Boyd, a senior, attended Cape Coral High School and Ida Baker High School before landing at North Nicholas. She said she was looking for something different from her earlier high school experiences.
“I didn’t like the social part,” she said. “It was focused on cliques.”
Boyd was poised to earn a General Educational Development (GED) degree when she learned about North Nicholas High School. The school offered her the opportunity to graduate with a diploma from an accredited school and apply to colleges.
“I like school now,” Boyd said. “I like that it’s up to you to get your work done. It allows students who don’t fit into a regular high school to earn a diploma.”
That’s the vision of the school, which is a member of the Charter School Accelerated Learning Association.
Principal Mike D’Angelo has worked in larger schools, but he saw the advantages of taking the helm of a school with a slightly different feel than a traditional high school.

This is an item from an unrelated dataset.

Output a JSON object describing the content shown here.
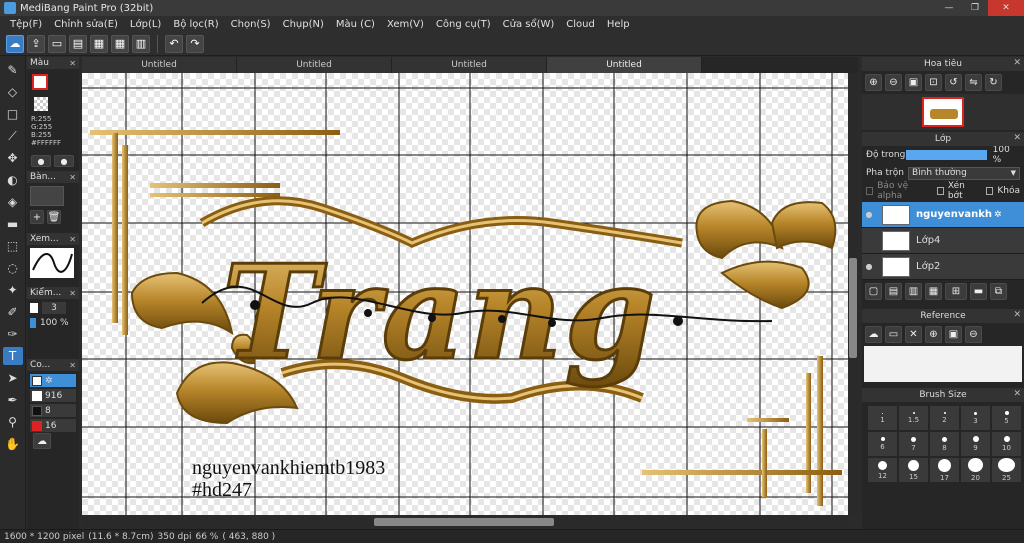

“We’re here to address the needs of each student more than anything else,” D’Angelo said. “We have a lot of kids trying to make the right choices.”
Some students have dropped out and want to go back to school; some students juggle parenthood and a job with an education; and some just want a different experience than a traditional high school offers.

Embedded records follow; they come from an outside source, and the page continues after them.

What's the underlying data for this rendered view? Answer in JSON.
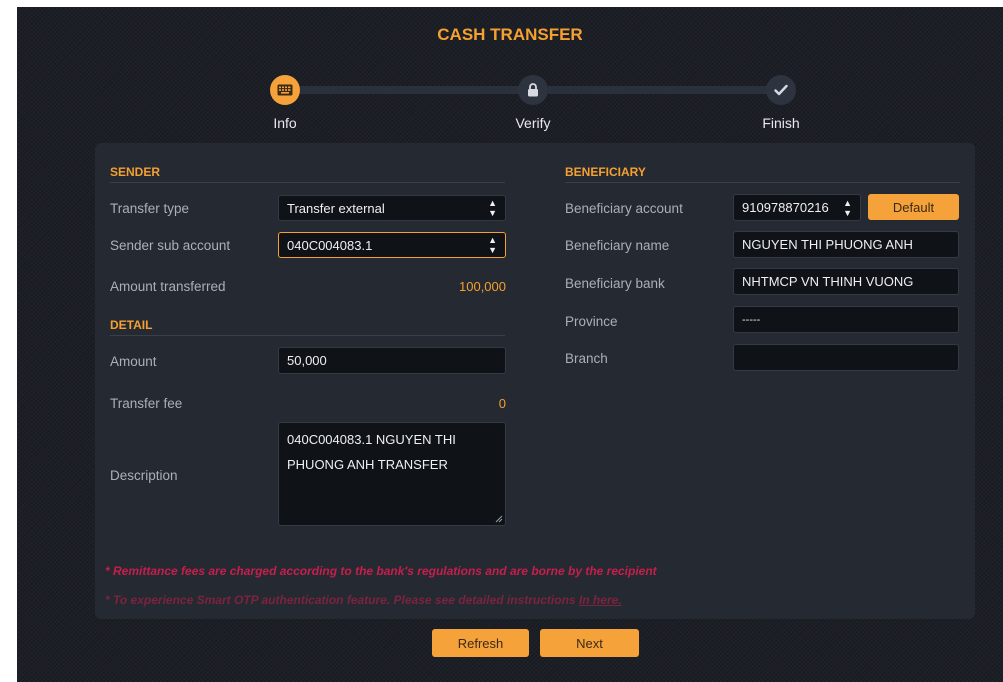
{
  "title": "CASH TRANSFER",
  "steps": [
    {
      "label": "Info",
      "icon": "keyboard-icon",
      "state": "active"
    },
    {
      "label": "Verify",
      "icon": "lock-icon",
      "state": "pending"
    },
    {
      "label": "Finish",
      "icon": "check-icon",
      "state": "pending"
    }
  ],
  "sender": {
    "heading": "SENDER",
    "transfer_type_label": "Transfer type",
    "transfer_type_value": "Transfer external",
    "sub_account_label": "Sender sub account",
    "sub_account_value": "040C004083.1",
    "amount_transferred_label": "Amount transferred",
    "amount_transferred_value": "100,000"
  },
  "detail": {
    "heading": "DETAIL",
    "amount_label": "Amount",
    "amount_value": "50,000",
    "fee_label": "Transfer fee",
    "fee_value": "0",
    "description_label": "Description",
    "description_line1": "040C004083.1 NGUYEN THI",
    "description_line2": "PHUONG ANH TRANSFER"
  },
  "beneficiary": {
    "heading": "BENEFICIARY",
    "account_label": "Beneficiary account",
    "account_value": "910978870216",
    "default_button": "Default",
    "name_label": "Beneficiary name",
    "name_value": "NGUYEN THI PHUONG ANH",
    "bank_label": "Beneficiary bank",
    "bank_value": "NHTMCP VN THINH VUONG",
    "province_label": "Province",
    "province_value": "-----",
    "branch_label": "Branch",
    "branch_value": ""
  },
  "notes": {
    "fee_note": "* Remittance fees are charged according to the bank's regulations and are borne by the recipient",
    "otp_note": "* To experience Smart OTP authentication feature. Please see detailed instructions",
    "otp_link": "In here."
  },
  "buttons": {
    "refresh": "Refresh",
    "next": "Next"
  },
  "colors": {
    "accent": "#f6a23a",
    "background": "#1c1f26",
    "card": "#242932",
    "note": "#c81e4b"
  }
}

What students give up in school spirit they gain with a flexible schedule. Classes take place from 7:30 a.m. to 11:30 and from 11:30 a.m. to 3:30 p.m. Students may attend one or both sessions, depending on how fast they want to complete the coursework.

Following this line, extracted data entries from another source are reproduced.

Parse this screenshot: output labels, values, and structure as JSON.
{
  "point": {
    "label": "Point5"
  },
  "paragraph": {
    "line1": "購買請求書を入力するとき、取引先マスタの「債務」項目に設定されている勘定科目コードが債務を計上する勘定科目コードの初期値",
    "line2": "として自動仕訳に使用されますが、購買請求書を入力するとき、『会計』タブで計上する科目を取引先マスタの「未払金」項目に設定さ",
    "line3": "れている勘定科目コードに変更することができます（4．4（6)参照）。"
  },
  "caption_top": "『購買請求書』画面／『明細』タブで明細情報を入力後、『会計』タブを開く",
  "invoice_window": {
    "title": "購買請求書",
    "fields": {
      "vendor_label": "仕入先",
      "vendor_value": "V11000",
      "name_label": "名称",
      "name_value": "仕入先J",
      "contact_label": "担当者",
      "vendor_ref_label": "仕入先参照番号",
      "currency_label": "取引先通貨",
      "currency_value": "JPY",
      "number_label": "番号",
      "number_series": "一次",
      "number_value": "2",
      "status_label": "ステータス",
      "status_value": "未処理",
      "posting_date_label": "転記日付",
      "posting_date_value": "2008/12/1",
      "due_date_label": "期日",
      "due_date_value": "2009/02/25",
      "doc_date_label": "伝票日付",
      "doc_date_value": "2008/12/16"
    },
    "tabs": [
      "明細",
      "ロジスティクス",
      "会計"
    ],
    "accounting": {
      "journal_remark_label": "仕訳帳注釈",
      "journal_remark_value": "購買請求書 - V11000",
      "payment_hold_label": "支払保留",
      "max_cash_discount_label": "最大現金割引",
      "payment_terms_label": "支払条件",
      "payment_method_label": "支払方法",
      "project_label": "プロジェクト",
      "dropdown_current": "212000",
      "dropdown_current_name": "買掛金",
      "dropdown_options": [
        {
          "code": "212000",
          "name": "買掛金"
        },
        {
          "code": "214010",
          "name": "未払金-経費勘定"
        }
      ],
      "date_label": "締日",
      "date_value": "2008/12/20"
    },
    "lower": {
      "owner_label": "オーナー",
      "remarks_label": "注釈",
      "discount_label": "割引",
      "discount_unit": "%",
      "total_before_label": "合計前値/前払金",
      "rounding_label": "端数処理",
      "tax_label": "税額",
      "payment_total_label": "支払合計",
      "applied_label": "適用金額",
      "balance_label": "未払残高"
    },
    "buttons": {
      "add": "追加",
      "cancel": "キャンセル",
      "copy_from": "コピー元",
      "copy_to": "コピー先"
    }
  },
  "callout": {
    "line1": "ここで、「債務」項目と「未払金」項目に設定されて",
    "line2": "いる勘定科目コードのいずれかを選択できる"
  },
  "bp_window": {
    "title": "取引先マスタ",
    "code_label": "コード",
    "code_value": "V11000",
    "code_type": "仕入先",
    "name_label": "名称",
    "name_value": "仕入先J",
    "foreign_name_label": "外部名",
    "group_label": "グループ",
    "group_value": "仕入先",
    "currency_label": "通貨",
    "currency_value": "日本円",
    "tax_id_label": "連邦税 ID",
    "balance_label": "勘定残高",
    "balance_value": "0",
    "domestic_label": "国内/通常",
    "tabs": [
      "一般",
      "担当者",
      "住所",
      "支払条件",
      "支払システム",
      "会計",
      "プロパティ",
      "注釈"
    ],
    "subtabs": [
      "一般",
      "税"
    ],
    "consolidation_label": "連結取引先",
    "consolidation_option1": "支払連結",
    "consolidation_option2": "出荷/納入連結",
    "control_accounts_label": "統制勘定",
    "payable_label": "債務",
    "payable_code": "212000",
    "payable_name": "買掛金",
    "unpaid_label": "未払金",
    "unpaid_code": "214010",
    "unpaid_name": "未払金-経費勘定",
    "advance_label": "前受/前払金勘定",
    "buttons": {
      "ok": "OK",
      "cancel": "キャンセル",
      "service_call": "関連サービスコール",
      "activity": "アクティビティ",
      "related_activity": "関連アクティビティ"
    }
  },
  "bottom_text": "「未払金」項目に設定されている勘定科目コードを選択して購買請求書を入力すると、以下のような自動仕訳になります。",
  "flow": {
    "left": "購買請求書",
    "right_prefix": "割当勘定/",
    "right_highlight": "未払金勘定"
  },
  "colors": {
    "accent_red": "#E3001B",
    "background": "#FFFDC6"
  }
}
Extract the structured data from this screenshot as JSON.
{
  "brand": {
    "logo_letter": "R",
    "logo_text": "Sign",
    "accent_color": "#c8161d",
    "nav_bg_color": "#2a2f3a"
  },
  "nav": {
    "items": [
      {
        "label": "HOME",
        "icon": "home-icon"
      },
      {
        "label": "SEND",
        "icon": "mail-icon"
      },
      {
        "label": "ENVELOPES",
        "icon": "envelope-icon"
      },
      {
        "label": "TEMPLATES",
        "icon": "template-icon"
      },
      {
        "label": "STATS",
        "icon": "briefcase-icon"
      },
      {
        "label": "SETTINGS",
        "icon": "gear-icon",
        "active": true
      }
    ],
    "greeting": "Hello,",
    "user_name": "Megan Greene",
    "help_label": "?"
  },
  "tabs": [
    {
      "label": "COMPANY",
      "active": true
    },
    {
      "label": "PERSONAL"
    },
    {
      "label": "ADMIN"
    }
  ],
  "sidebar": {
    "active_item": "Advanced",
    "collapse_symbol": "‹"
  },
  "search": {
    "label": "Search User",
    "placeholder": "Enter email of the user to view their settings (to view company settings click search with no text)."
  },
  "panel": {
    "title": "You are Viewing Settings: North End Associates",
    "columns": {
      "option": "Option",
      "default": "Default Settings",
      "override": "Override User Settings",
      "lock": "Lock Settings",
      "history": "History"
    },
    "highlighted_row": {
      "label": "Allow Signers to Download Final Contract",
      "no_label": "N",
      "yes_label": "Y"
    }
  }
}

Students work on self-paced computer programs, leaving no chance to slide through a class with minimal participation or attendance. Students must sign in, and their work is monitored by counselors and teachers. They must complete each class before progressing to the next level.
“Students choose to come here,” D’Angelo said. “We talk to them about what their expectations are.”
Teacher Julie Maguire was a public school teacher and opted to join the new school.
“I saw a real need for kids who were falling through the cracks,” she said. “The idea of starting a school from scratch was nice.”
Maguire oversees a room full of students, but she isn’t giving lectures. Instead, she circulates, asking students if they need help with their assignments. Most are intently focused on the computer screen, preparing for tests or reading new material. Maguire reviews their work and helps get them to the next level.
“The other neat thing here is career coaching,” she said. “It helps them get jobs. We have to make sure they have a plan.”
For student Mike Ali, 17, that plan includes college.
Ali got behind in credits at Mariner High School, but he is catching up since enrolling at North Nicholas High.
“I work better with small groups,” he said.
Ali found an unexpected benefit from the self-paced program.
“It made life easier for me,” he said. “It motivates me more. I can get credits faster so I can go to college sooner.”